Après avoir étudié de manière approfondie les structures de la glace, Chaplin a en fait prédit une nouvelle phase de la glace sept ans avant sa découverte en 2007, appelée superposition de glace en désordre. «Une nuit, alors que je somnolais, au milieu de la nuit, j’ai réalisé que cette structure de glace mixte cubique et hexagonale pouvait être repliée en une structure sphérique (en réalité icosahédrique) qui pourrait expliquer nombre des propriétés inexpliquées jusque-là du liquide. de l'eau », explique Chaplin, qui n'a pas pu dormir pendant trois jours tout en prévoyant la nouvelle phase de glace. Cette glace forme des formes lisses et tétraédriques et se retrouve dans les nuages ​​de cirrus et les traînées d’avion..

Un diagramme de la structure de la glace XVI. (Photo: Gracieuseté de Martin Chaplain)
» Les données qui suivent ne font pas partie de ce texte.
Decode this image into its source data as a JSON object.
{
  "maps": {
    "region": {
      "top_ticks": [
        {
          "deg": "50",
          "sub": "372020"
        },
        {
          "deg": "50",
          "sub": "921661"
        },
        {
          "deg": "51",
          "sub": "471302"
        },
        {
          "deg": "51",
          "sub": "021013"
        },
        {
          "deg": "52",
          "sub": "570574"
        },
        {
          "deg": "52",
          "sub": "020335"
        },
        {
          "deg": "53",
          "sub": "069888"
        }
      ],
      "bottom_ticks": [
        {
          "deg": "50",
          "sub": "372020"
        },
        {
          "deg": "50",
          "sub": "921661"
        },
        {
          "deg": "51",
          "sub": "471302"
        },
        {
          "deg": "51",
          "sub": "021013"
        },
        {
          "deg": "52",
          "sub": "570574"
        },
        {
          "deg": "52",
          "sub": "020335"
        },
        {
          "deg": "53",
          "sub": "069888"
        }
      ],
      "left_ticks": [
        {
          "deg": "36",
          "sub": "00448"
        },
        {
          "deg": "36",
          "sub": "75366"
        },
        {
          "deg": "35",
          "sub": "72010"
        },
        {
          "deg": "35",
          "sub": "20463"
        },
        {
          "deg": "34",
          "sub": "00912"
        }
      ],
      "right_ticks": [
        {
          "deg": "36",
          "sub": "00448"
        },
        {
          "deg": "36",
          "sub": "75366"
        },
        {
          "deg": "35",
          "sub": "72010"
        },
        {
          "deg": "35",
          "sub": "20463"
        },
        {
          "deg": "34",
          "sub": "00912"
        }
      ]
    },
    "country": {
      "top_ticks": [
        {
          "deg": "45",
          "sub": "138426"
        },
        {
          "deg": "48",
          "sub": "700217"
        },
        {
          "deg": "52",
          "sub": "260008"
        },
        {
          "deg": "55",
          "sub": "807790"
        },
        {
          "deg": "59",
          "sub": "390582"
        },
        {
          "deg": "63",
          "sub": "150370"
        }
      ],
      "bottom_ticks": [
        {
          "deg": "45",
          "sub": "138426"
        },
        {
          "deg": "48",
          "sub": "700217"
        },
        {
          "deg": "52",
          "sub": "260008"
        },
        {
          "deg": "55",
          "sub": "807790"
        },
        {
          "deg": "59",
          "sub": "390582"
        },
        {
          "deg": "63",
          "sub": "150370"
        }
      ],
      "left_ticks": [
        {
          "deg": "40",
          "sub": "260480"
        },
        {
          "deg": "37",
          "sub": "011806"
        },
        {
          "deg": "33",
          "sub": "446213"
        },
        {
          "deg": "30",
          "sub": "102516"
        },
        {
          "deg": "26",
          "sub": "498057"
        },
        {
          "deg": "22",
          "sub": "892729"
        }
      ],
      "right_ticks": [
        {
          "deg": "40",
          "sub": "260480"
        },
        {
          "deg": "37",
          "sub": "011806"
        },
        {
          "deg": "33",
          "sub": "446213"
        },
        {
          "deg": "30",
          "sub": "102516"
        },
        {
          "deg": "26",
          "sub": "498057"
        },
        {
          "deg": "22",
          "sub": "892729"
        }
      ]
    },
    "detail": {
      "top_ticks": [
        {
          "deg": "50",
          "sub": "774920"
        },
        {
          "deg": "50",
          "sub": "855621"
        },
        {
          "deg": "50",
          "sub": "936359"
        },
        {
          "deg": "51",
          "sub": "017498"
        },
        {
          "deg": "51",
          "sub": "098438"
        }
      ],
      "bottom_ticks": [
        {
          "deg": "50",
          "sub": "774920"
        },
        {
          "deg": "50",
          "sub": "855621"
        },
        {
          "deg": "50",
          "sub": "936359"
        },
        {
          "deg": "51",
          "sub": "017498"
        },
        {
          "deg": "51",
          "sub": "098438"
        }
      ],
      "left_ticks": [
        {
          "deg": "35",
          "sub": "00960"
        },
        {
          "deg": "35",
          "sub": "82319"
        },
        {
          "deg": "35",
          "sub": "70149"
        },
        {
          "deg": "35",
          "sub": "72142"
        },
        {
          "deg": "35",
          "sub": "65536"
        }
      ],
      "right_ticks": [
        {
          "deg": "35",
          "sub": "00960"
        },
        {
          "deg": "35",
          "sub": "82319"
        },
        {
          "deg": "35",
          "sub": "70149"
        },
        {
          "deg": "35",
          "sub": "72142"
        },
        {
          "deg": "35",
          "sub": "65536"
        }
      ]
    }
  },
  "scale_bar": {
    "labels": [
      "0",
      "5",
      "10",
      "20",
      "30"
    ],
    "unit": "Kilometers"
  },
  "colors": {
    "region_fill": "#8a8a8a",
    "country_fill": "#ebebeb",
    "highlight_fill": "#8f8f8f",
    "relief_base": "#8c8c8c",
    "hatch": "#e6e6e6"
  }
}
Une phase de glace plus sinistre a été prédite de manière sensationnelle dans la fiction des années 1960. Kurt Vonnegut a écrit dans son livre Le berceau du chat à propos de la glace neuf, une substance désastreuse capable de transformer en permanence la totalité de l’eau de la Terre en glace. «J'aime la glace neuf de Vonnegut», déclare Chaplin, bien que sur son site web, il assure que cette version fictive «n'a heureusement aucune base scientifique». (Le véritable IX de glace n'est qu'une version plus dense de la glace III et ne peut pas exister réellement. à côté de l'eau liquide, ou provoquer une apocalypse glacée).

Les scientifiques découvrent encore de nouveaux types de glace avec une certaine régularité, et beaucoup d’autres plus probables. En février 2016, le professeur de chimie Xiao Cheng Zeng a suggéré l'existence d'une nouvelle glace VIII à faible densité (bien qu'elle n'ait pas encore été fabriquée), qui pourrait être la glace à la densité la plus basse qui soit. Bien que Chaplin dise que nous n’avons pas encore la capacité de trouver des glaces de très haute pression, les scientifiques continuent de les rechercher..

La prochaine fois que vous préparerez votre boisson glacée préférée et que vous serez consterné de la fondre quelques minutes plus tard, souvenez-vous que quelque part dans l'univers, cette même glace trouverait le moyen de rester au frais sous la pression..

Mise à jour 3/1: À l'origine, nous appelions IV-IX ou IX. Nous regrettons l'erreur.